There was a moment of silence, and then the barn erupted in panic-stricken squawking, baaing, and screaming.

Screaming?

Nick opened his eyes and saw a little kid in short pants and a frilly shirt sitting on a hay bale. Ginger-red hair the color of Tom’s fur stuck out around his head, and he was howling like a strong wind.

While Nick was still taking this in, a hard body cannoned into him. “Grr!” the attacker said fiercely. “Bark! Bark!”

Nick squirmed, turned, and shoved him off. The boy who had been Mutt fell over sideways and floundered. Before Nick could get up, a second apprentice jumped on his back. This one knew how to fight. Teeth fastened themselves on Nick’s ear and something sharp burned a line of fire across his cheek and lip.

At Beaton Middle School, kids got into fights all the time. They windmilled at one another with their fists and rolled on the ground. When one got a bloody nose or started to cry, most of them accepted that the fight was over, except for the inevitable trip to the principal’s office.

Nick wasn’t most kids. Nick never cried. Nick went berserk.

Twisting like an eel, he grabbed the apprentice who had scratched him by a fistful of cloth, and cocked back his arm for a good, hard, satisfying punch.

A pair of furious blue eyes glared up at him. They belonged to a skinny girl in a shapeless cotton dress and an even more shapeless gray sweater.

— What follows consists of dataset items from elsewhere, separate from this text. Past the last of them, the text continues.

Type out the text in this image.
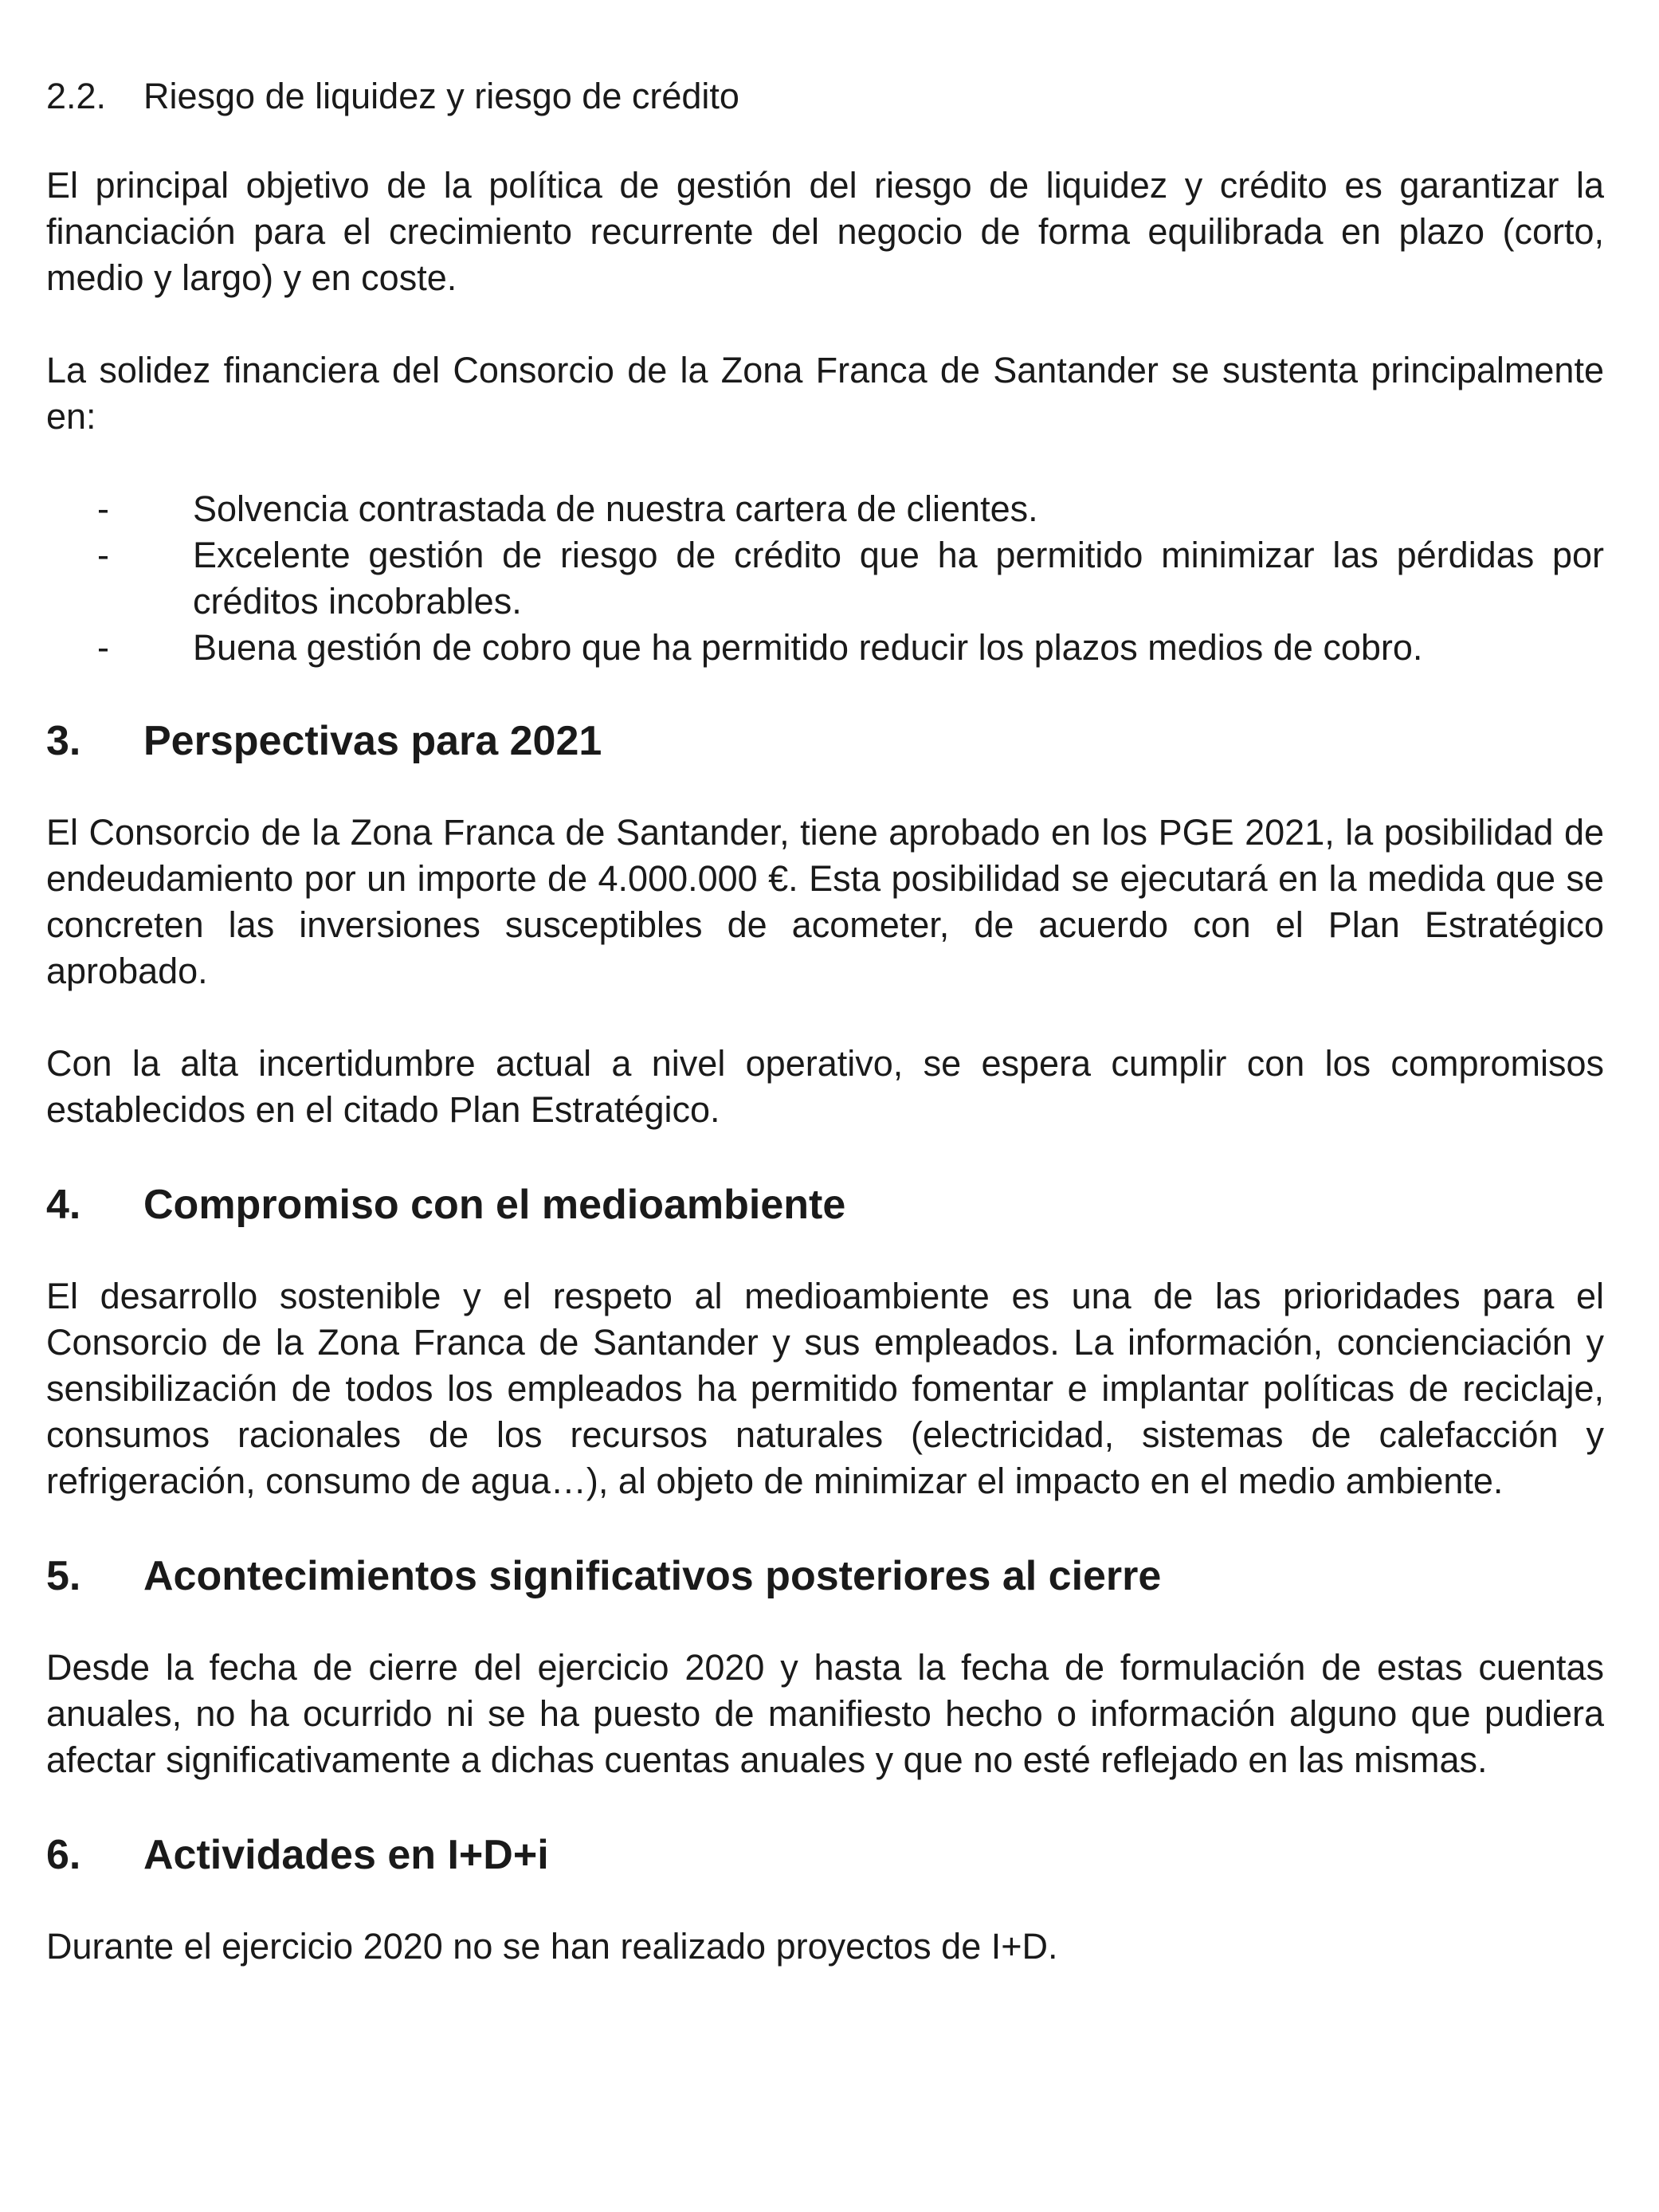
2.2.	Riesgo de liquidez y riesgo de crédito

El principal objetivo de la política de gestión del riesgo de liquidez y crédito es garantizar la financiación para el crecimiento recurrente del negocio de forma equilibrada en plazo (corto, medio y largo) y en coste.

La solidez financiera del Consorcio de la Zona Franca de Santander se sustenta principalmente en:

-	Solvencia contrastada de nuestra cartera de clientes.
-	Excelente gestión de riesgo de crédito que ha permitido minimizar las pérdidas por créditos incobrables.
-	Buena gestión de cobro que ha permitido reducir los plazos medios de cobro.
3.	Perspectivas para 2021

El Consorcio de la Zona Franca de Santander, tiene aprobado en los PGE 2021, la posibilidad de endeudamiento por un importe de 4.000.000 €. Esta posibilidad se ejecutará en la medida que se concreten las inversiones susceptibles de acometer, de acuerdo con el Plan Estratégico aprobado.

Con la alta incertidumbre actual a nivel operativo, se espera cumplir con los compromisos establecidos en el citado Plan Estratégico.

4.	Compromiso con el medioambiente

El desarrollo sostenible y el respeto al medioambiente es una de las prioridades para el Consorcio de la Zona Franca de Santander y sus empleados. La información, concienciación y sensibilización de todos los empleados ha permitido fomentar e implantar políticas de reciclaje, consumos racionales de los recursos naturales (electricidad, sistemas de calefacción y refrigeración, consumo de agua…), al objeto de minimizar el impacto en el medio ambiente.

5.	Acontecimientos significativos posteriores al cierre

Desde la fecha de cierre del ejercicio 2020 y hasta la fecha de formulación de estas cuentas anuales, no ha ocurrido ni se ha puesto de manifiesto hecho o información alguno que pudiera afectar significativamente a dichas cuentas anuales y que no esté reflejado en las mismas.

6.	Actividades en I+D+i

Durante el ejercicio 2020 no se han realizado proyectos de I+D.
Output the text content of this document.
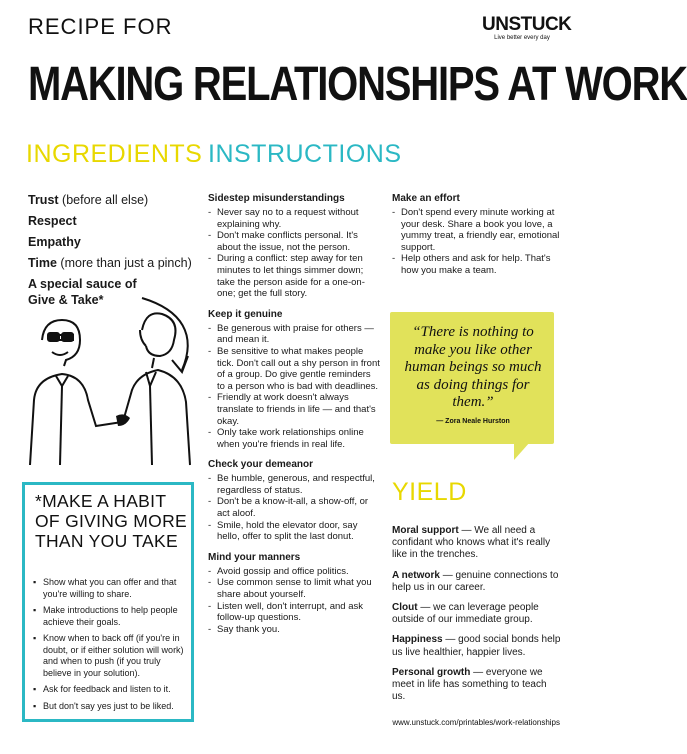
RECIPE FOR	UNSTUCK
Live better every day
MAKING RELATIONSHIPS AT WORK
INGREDIENTS INSTRUCTIONS
Trust (before all else)
Respect
Empathy
Time (more than just a pinch)
A special sauce of
Give & Take*
*MAKE A HABIT OF GIVING MORE THAN YOU TAKE
▪ Show what you can offer and that you're willing to share.
▪ Make introductions to help people achieve their goals.
▪ Know when to back off (if you're in doubt, or if either solution will work) and when to push (if you truly believe in your solution).
▪ Ask for feedback and listen to it.
▪ But don't say yes just to be liked.
Sidestep misunderstandings
- Never say no to a request without explaining why.
- Don't make conflicts personal. It's about the issue, not the person.
- During a conflict: step away for ten minutes to let things simmer down; take the person aside for a one-on-one; get the full story.
Keep it genuine
- Be generous with praise for others — and mean it.
- Be sensitive to what makes people tick. Don't call out a shy person in front of a group. Do give gentle reminders to a person who is bad with deadlines.
- Friendly at work doesn't always translate to friends in life — and that's okay.
- Only take work relationships online when you're friends in real life.
Check your demeanor
- Be humble, generous, and respectful, regardless of status.
- Don't be a know-it-all, a show-off, or act aloof.
- Smile, hold the elevator door, say hello, offer to split the last donut.
Mind your manners
- Avoid gossip and office politics.
- Use common sense to limit what you share about yourself.
- Listen well, don't interrupt, and ask follow-up questions.
- Say thank you.
Make an effort
- Don't spend every minute working at your desk. Share a book you love, a yummy treat, a friendly ear, emotional support.
- Help others and ask for help. That's how you make a team.
“There is nothing to make you like other human beings so much as doing things for them.”
— Zora Neale Hurston
YIELD
Moral support — We all need a confidant who knows what it's really like in the trenches.
A network — genuine connections to help us in our career.
Clout — we can leverage people outside of our immediate group.
Happiness — good social bonds help us live healthier, happier lives.
Personal growth — everyone we meet in life has something to teach us.
www.unstuck.com/printables/work-relationships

She showed her teeth and hissed. “Evil wizard!”

“Hell Cat?”

Nick dropped his hand and backed up a step. His mom had always told him he should never, never, not for any reason, hit girls or little kids — not even if they started it. He had promised he wouldn’t, he never had, and he wasn’t going to begin now, even though he really wanted to.

He could, however, set the record straight. “I am
not
an evil wizard!”

Hell Cat smoothed her sweater, turned up her nose, and stalked off to sit by Tom. If she’d still had a tail, she would have wrapped it around her feet.

Mutt crawled up to Nick and bumped his head against Nick’s leg. “Arf!”

It was then that Nick realized that he hadn’t given any thought to what he would do with the apprentices once he’d freed them.

A rustle drew his attention to the pigpen, where a boy was leaning over the rails. He was older than Nick, maybe sixteen, with a body like a barrel and a face like a cheese thatched with yellow hair.

“You must be Ollie,” Nick said.

The boy who had been the finest Yorkshire on the coast of Maine scratched his belly and blushed like a sunset. “Dunno. Sounds familiar, anyways. Who the Sam Hill are you?”